Theses and Dissertations

Issuing Body

Mississippi State University

Advisor

Miranda, LE

Committee Member

Kröger, Robert

Committee Member

Zhao, Meng

Committee Member

Knight, Scott

Date of Degree

1-1-2013

Document Type

Graduate Thesis - Open Access

Abstract

Floodplain lakes in the Mississippi Alluvial Valley (MAV) provide valuable freshwater resources for states in which they occur. Thirty lakes in portions of Mississippi and Arkansas were surveyed for chlorophyll-a fluorescence and turbidity using handheld meters to determine relationships between chlorophyll-a concentrations and suspended solids. High applicability of handheld meters in the MAV presents economic benefits for monitoring the numerous lakes in the region. Additionally, twelve lakes within Bear Creek watershed, Mississippi were studied to determine how hydrologic connectivity shapes fish communities. Isolated and permanently connected floodplain lakes exhibited characteristically lacustrine and rheophilic fish communities, respectively, diversifying fishery management opportunities.
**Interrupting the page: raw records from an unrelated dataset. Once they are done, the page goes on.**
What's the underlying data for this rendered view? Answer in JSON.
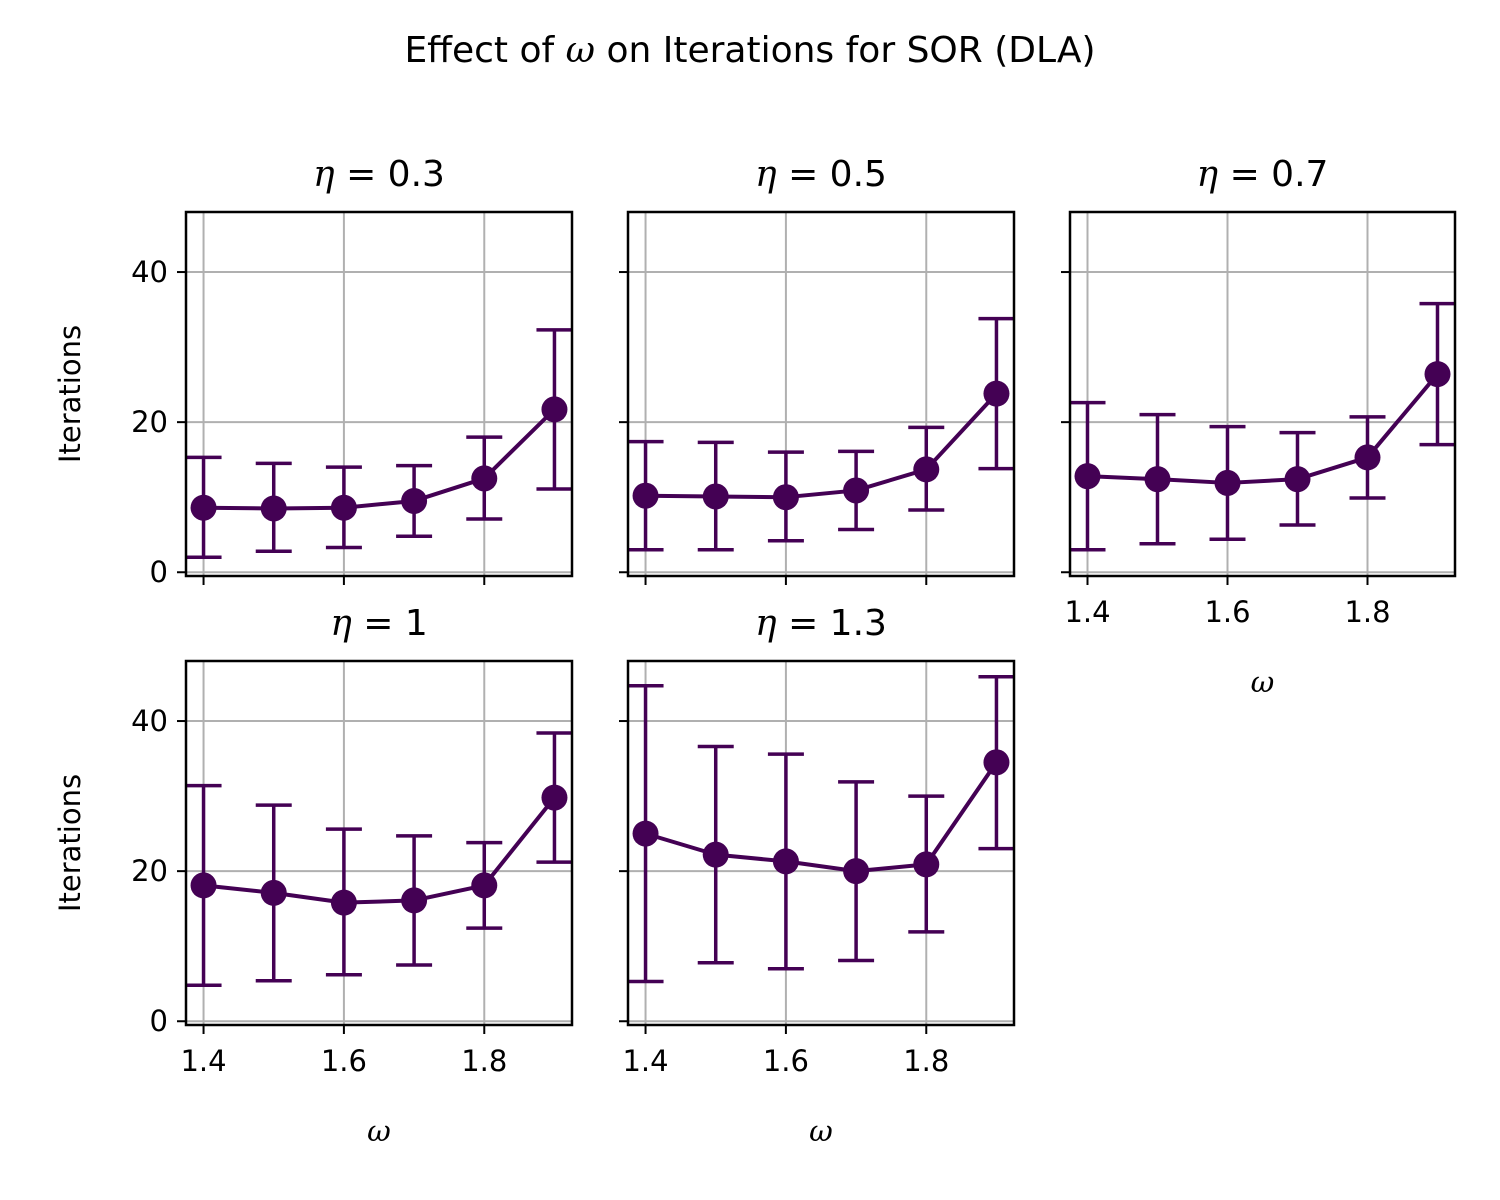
{
  "chart_data": {
    "type": "line",
    "title_parts": [
      "Effect of ",
      "ω",
      " on Iterations for SOR (DLA)"
    ],
    "x": [
      1.4,
      1.5,
      1.6,
      1.7,
      1.8,
      1.9
    ],
    "xlim": [
      1.375,
      1.925
    ],
    "ylim": [
      -0.5,
      48
    ],
    "xticks": [
      1.4,
      1.6,
      1.8
    ],
    "xtick_labels": [
      "1.4",
      "1.6",
      "1.8"
    ],
    "yticks": [
      0,
      20,
      40
    ],
    "ytick_labels": [
      "0",
      "20",
      "40"
    ],
    "xlabel": "ω",
    "ylabel": "Iterations",
    "grid": true,
    "color": "#440154",
    "panels": [
      {
        "symbol": "η",
        "value_label": "0.3",
        "y": [
          8.6,
          8.5,
          8.6,
          9.5,
          12.5,
          21.7
        ],
        "err_low": [
          2.0,
          2.8,
          3.3,
          4.8,
          7.1,
          11.1
        ],
        "err_high": [
          15.3,
          14.5,
          14.0,
          14.2,
          18.0,
          32.3
        ]
      },
      {
        "symbol": "η",
        "value_label": "0.5",
        "y": [
          10.2,
          10.1,
          10.0,
          10.9,
          13.7,
          23.8
        ],
        "err_low": [
          3.0,
          3.0,
          4.2,
          5.7,
          8.3,
          13.8
        ],
        "err_high": [
          17.4,
          17.3,
          16.0,
          16.1,
          19.3,
          33.8
        ]
      },
      {
        "symbol": "η",
        "value_label": "0.7",
        "y": [
          12.8,
          12.4,
          11.9,
          12.4,
          15.3,
          26.4
        ],
        "err_low": [
          3.0,
          3.8,
          4.4,
          6.3,
          9.9,
          17.0
        ],
        "err_high": [
          22.6,
          21.0,
          19.4,
          18.6,
          20.7,
          35.8
        ]
      },
      {
        "symbol": "η",
        "value_label": "1",
        "y": [
          18.1,
          17.1,
          15.8,
          16.1,
          18.1,
          29.8
        ],
        "err_low": [
          4.8,
          5.4,
          6.2,
          7.5,
          12.4,
          21.2
        ],
        "err_high": [
          31.4,
          28.8,
          25.6,
          24.7,
          23.8,
          38.4
        ]
      },
      {
        "symbol": "η",
        "value_label": "1.3",
        "y": [
          25.0,
          22.2,
          21.3,
          20.0,
          20.9,
          34.5
        ],
        "err_low": [
          5.3,
          7.8,
          7.0,
          8.1,
          11.9,
          23.0
        ],
        "err_high": [
          44.7,
          36.6,
          35.6,
          31.9,
          30.0,
          45.9
        ]
      }
    ]
  }
}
Lastly, spring diel temperature and oxygen dynamics, as well as juvenile fish communities, were assessed within three habitats in a floodplain lake – pelagic environment, margin and contiguous wetlands. Variability in temperature and oxygen across the three habitats promotes spring habitat heterogeneity while supporting distinct but overlapping juvenile fish assemblages.